With multi-head attention, we maintain separate Q/K/V weight matrices for each head, resulting in different Q/K/V matrices. As before, we multiply X by the WQ/WK/WV matrix to produce the Q/K/V matrix.


If we do the same self-attention calculation outlined above, only with different weight matrices eight different times, we end up with eight different Z matrices

This presents us with some challenges. The feedforward layer doesn't need eight matrices - it expects a single matrix (vector for each word). Therefore, we need a way to compress these eight into one matrix.

How do we do this? We concatenate the matrices and multiply them by an additional weight matrix WO.

That's pretty much all the bulls are ego-focused on. I realize this is quite a lot of matrices. Let me try and put them all in one visual so we can see them all in one place

Now that we've touched the attention heads, let's revisit our previous example to see where the different attention heads focus when we encode the word "it" in our example sentence:


When we encoded the word "it", one attention head paid most attention to "animal", while the other focused on "tired" - in a sense, the model's response to the word "it" The representation incorporates some representations of "animal" and "exhaustion".

But things can be harder to explain if we add all the attention to the picture:

Nine, using positional encoding to indicate the order of the sequence

        One thing missing from the model so far is a way to account for the order of words in the input sequence.

        To solve this problem, the transformer adds a vector to each input embedding.
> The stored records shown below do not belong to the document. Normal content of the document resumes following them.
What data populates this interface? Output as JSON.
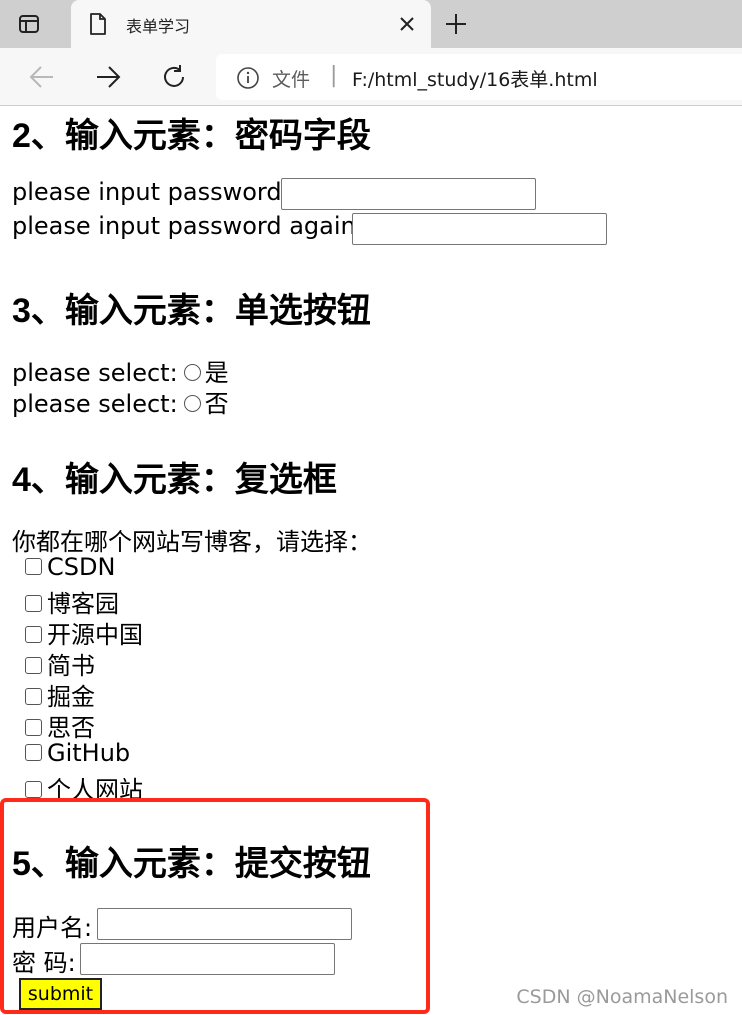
{
  "browser": {
    "tab_title": "表单学习",
    "site_label": "文件",
    "separator": "|",
    "url": "F:/html_study/16表单.html"
  },
  "sections": {
    "password": {
      "heading": "2、输入元素：密码字段",
      "label1": "please input password:",
      "label2": "please input password again:"
    },
    "radio": {
      "heading": "3、输入元素：单选按钮",
      "row1_label": "please select:",
      "row1_option": "是",
      "row2_label": "please select:",
      "row2_option": "否"
    },
    "checkbox": {
      "heading": "4、输入元素：复选框",
      "prompt": "你都在哪个网站写博客，请选择：",
      "options": [
        "CSDN",
        "博客园",
        "开源中国",
        "简书",
        "掘金",
        "思否",
        "GitHub",
        "个人网站"
      ]
    },
    "submit": {
      "heading": "5、输入元素：提交按钮",
      "username_label": "用户名:",
      "password_label": "密 码:",
      "submit_label": "submit"
    }
  },
  "watermark": "CSDN @NoamaNelson",
  "colors": {
    "highlight_border": "#ff2a1a",
    "submit_bg": "#ffff00"
  }
}
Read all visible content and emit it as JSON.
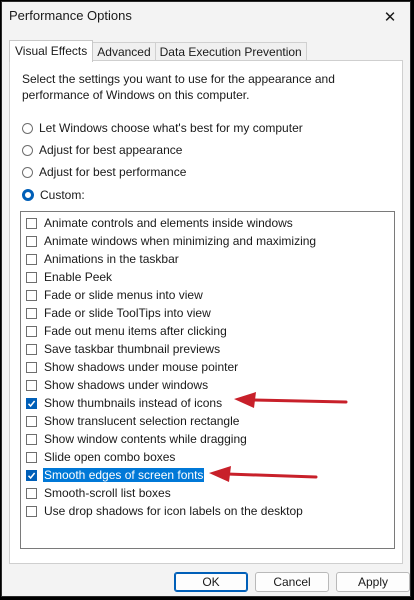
{
  "window": {
    "title": "Performance Options",
    "close_glyph": "✕"
  },
  "tabs": [
    {
      "label": "Visual Effects"
    },
    {
      "label": "Advanced"
    },
    {
      "label": "Data Execution Prevention"
    }
  ],
  "description": "Select the settings you want to use for the appearance and performance of Windows on this computer.",
  "radios": [
    {
      "label": "Let Windows choose what's best for my computer",
      "checked": false
    },
    {
      "label": "Adjust for best appearance",
      "checked": false
    },
    {
      "label": "Adjust for best performance",
      "checked": false
    },
    {
      "label": "Custom:",
      "checked": true
    }
  ],
  "effects": [
    {
      "label": "Animate controls and elements inside windows",
      "checked": false
    },
    {
      "label": "Animate windows when minimizing and maximizing",
      "checked": false
    },
    {
      "label": "Animations in the taskbar",
      "checked": false
    },
    {
      "label": "Enable Peek",
      "checked": false
    },
    {
      "label": "Fade or slide menus into view",
      "checked": false
    },
    {
      "label": "Fade or slide ToolTips into view",
      "checked": false
    },
    {
      "label": "Fade out menu items after clicking",
      "checked": false
    },
    {
      "label": "Save taskbar thumbnail previews",
      "checked": false
    },
    {
      "label": "Show shadows under mouse pointer",
      "checked": false
    },
    {
      "label": "Show shadows under windows",
      "checked": false
    },
    {
      "label": "Show thumbnails instead of icons",
      "checked": true
    },
    {
      "label": "Show translucent selection rectangle",
      "checked": false
    },
    {
      "label": "Show window contents while dragging",
      "checked": false
    },
    {
      "label": "Slide open combo boxes",
      "checked": false
    },
    {
      "label": "Smooth edges of screen fonts",
      "checked": true,
      "selected": true
    },
    {
      "label": "Smooth-scroll list boxes",
      "checked": false
    },
    {
      "label": "Use drop shadows for icon labels on the desktop",
      "checked": false
    }
  ],
  "buttons": {
    "ok": "OK",
    "cancel": "Cancel",
    "apply": "Apply"
  },
  "colors": {
    "accent": "#005fb8",
    "selection": "#0078d7",
    "annotation_arrow": "#c8202a"
  }
}
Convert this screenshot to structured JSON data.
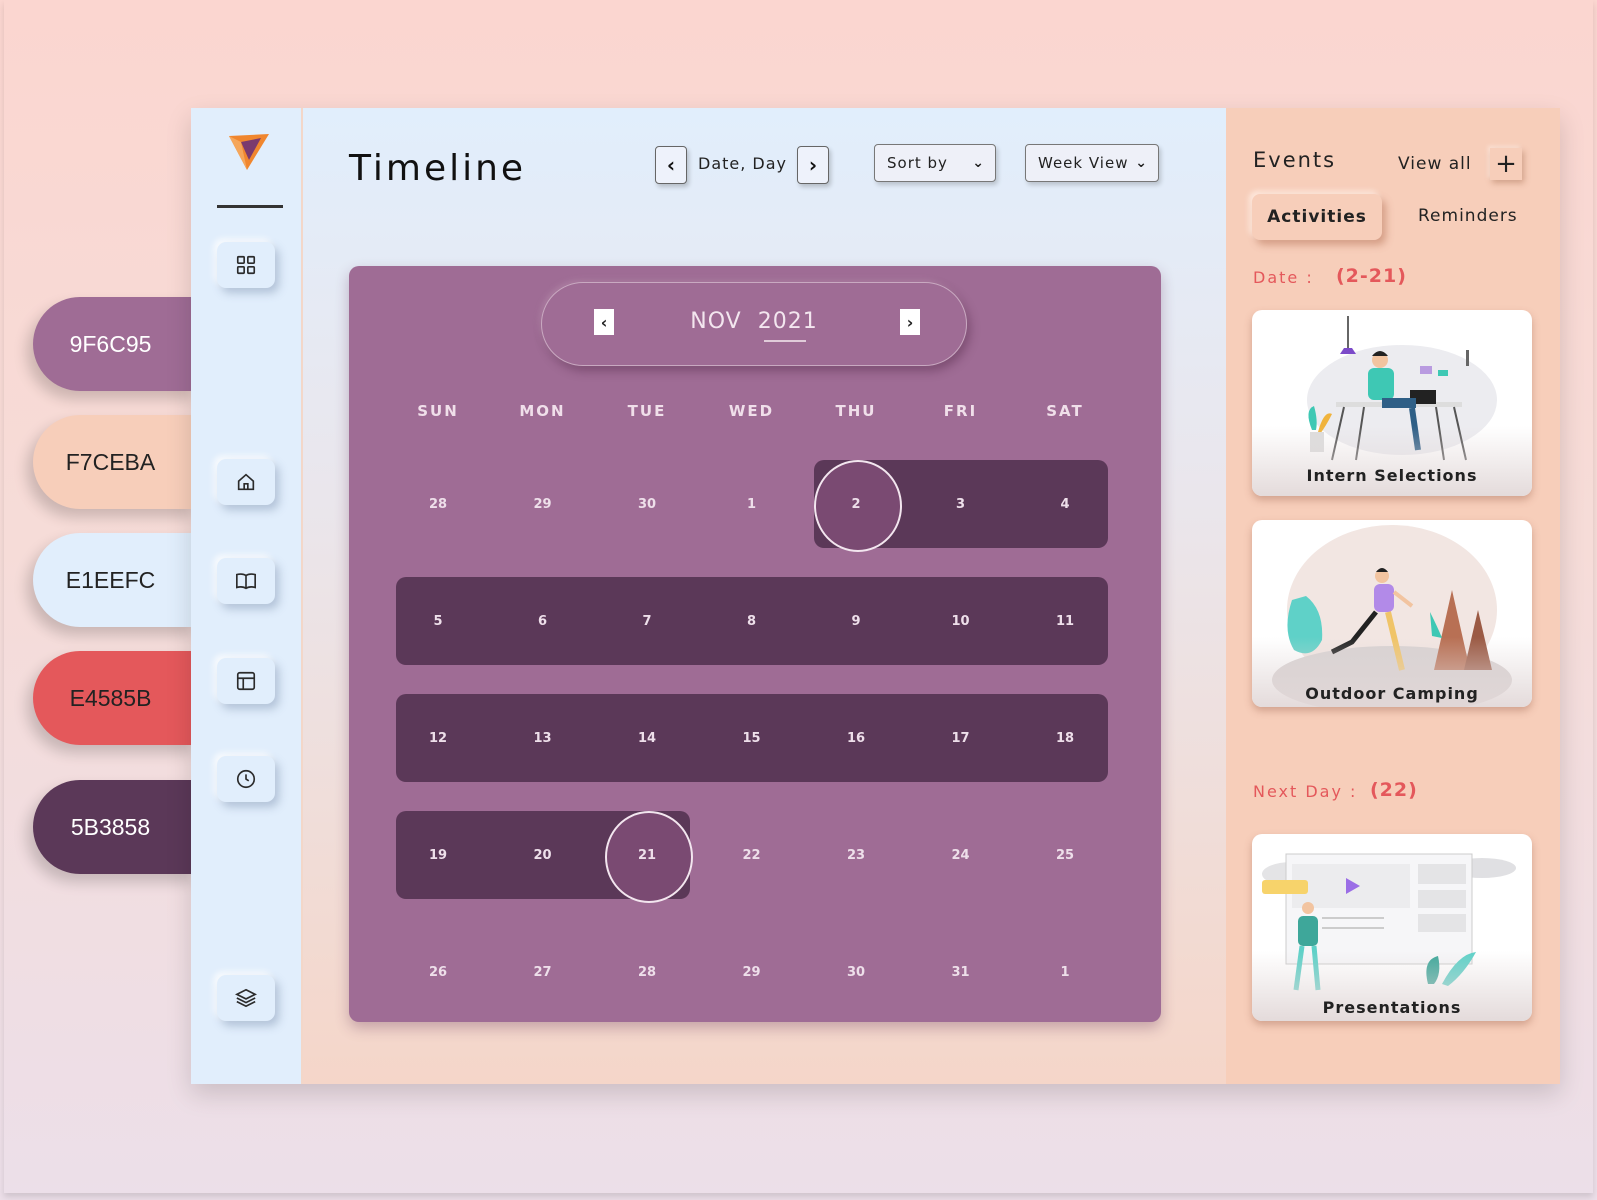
{
  "palette": [
    {
      "label": "9F6C95",
      "hex": "#9F6C95"
    },
    {
      "label": "F7CEBA",
      "hex": "#F7CEBA"
    },
    {
      "label": "E1EEFC",
      "hex": "#E1EEFC"
    },
    {
      "label": "E4585B",
      "hex": "#E4585B"
    },
    {
      "label": "5B3858",
      "hex": "#5B3858"
    }
  ],
  "sidebar": {
    "icons": [
      "grid-icon",
      "home-icon",
      "book-icon",
      "layout-icon",
      "clock-icon",
      "layers-icon"
    ]
  },
  "header": {
    "title": "Timeline",
    "date_label": "Date, Day",
    "sort_label": "Sort by",
    "view_label": "Week View"
  },
  "calendar": {
    "month": "NOV",
    "year": "2021",
    "weekdays": [
      "SUN",
      "MON",
      "TUE",
      "WED",
      "THU",
      "FRI",
      "SAT"
    ],
    "weeks": [
      [
        "28",
        "29",
        "30",
        "1",
        "2",
        "3",
        "4"
      ],
      [
        "5",
        "6",
        "7",
        "8",
        "9",
        "10",
        "11"
      ],
      [
        "12",
        "13",
        "14",
        "15",
        "16",
        "17",
        "18"
      ],
      [
        "19",
        "20",
        "21",
        "22",
        "23",
        "24",
        "25"
      ],
      [
        "26",
        "27",
        "28",
        "29",
        "30",
        "31",
        "1"
      ]
    ],
    "range_start": "2",
    "range_end": "21"
  },
  "events": {
    "title": "Events",
    "view_all": "View all",
    "add_symbol": "+",
    "tabs": {
      "active": "Activities",
      "inactive": "Reminders"
    },
    "date_label": "Date :",
    "date_value": "(2-21)",
    "next_day_label": "Next Day :",
    "next_day_value": "(22)",
    "cards": [
      {
        "title": "Intern Selections"
      },
      {
        "title": "Outdoor Camping"
      },
      {
        "title": "Presentations"
      }
    ]
  }
}
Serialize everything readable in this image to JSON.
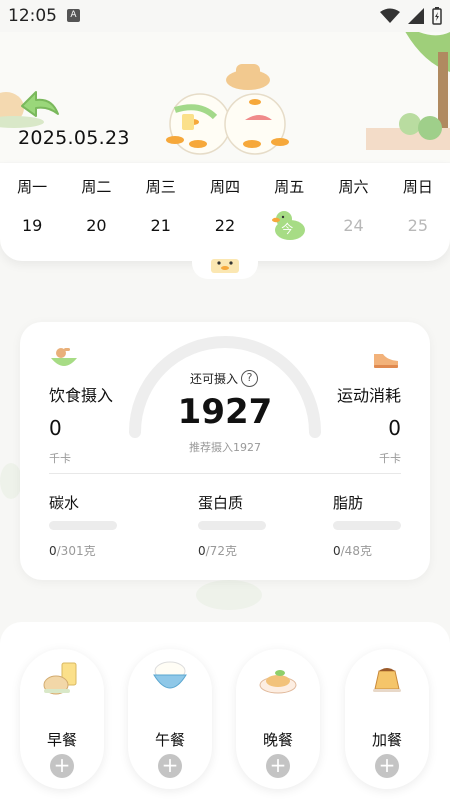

These vectors follow specific patterns learned by the model, which help it determine the position of each word or the distance between different words in a sequence. The intuition here is that adding these values ​​to the embeddings provides a meaningful distance between embedding vectors once they are projected into Q/K/V vectors and during dot product attention.

In order for the model to understand the order of words, we add positional encoding vectors - whose values ​​follow a specific pattern.

        If we assume the dimensionality of the embedding is 4, the actual positional encoding looks like this:


A real example of positional encoding with a toy embedding of size 4

        What might this pattern look like?

        In the figure below, each row corresponds to a vector of positional encodings. So the first row is the vector we add to the embedding of the first word in the input sequence. Each row contains 512 values ​​- each value has a value between 1 and -1. We've color coded them so the pattern is visible.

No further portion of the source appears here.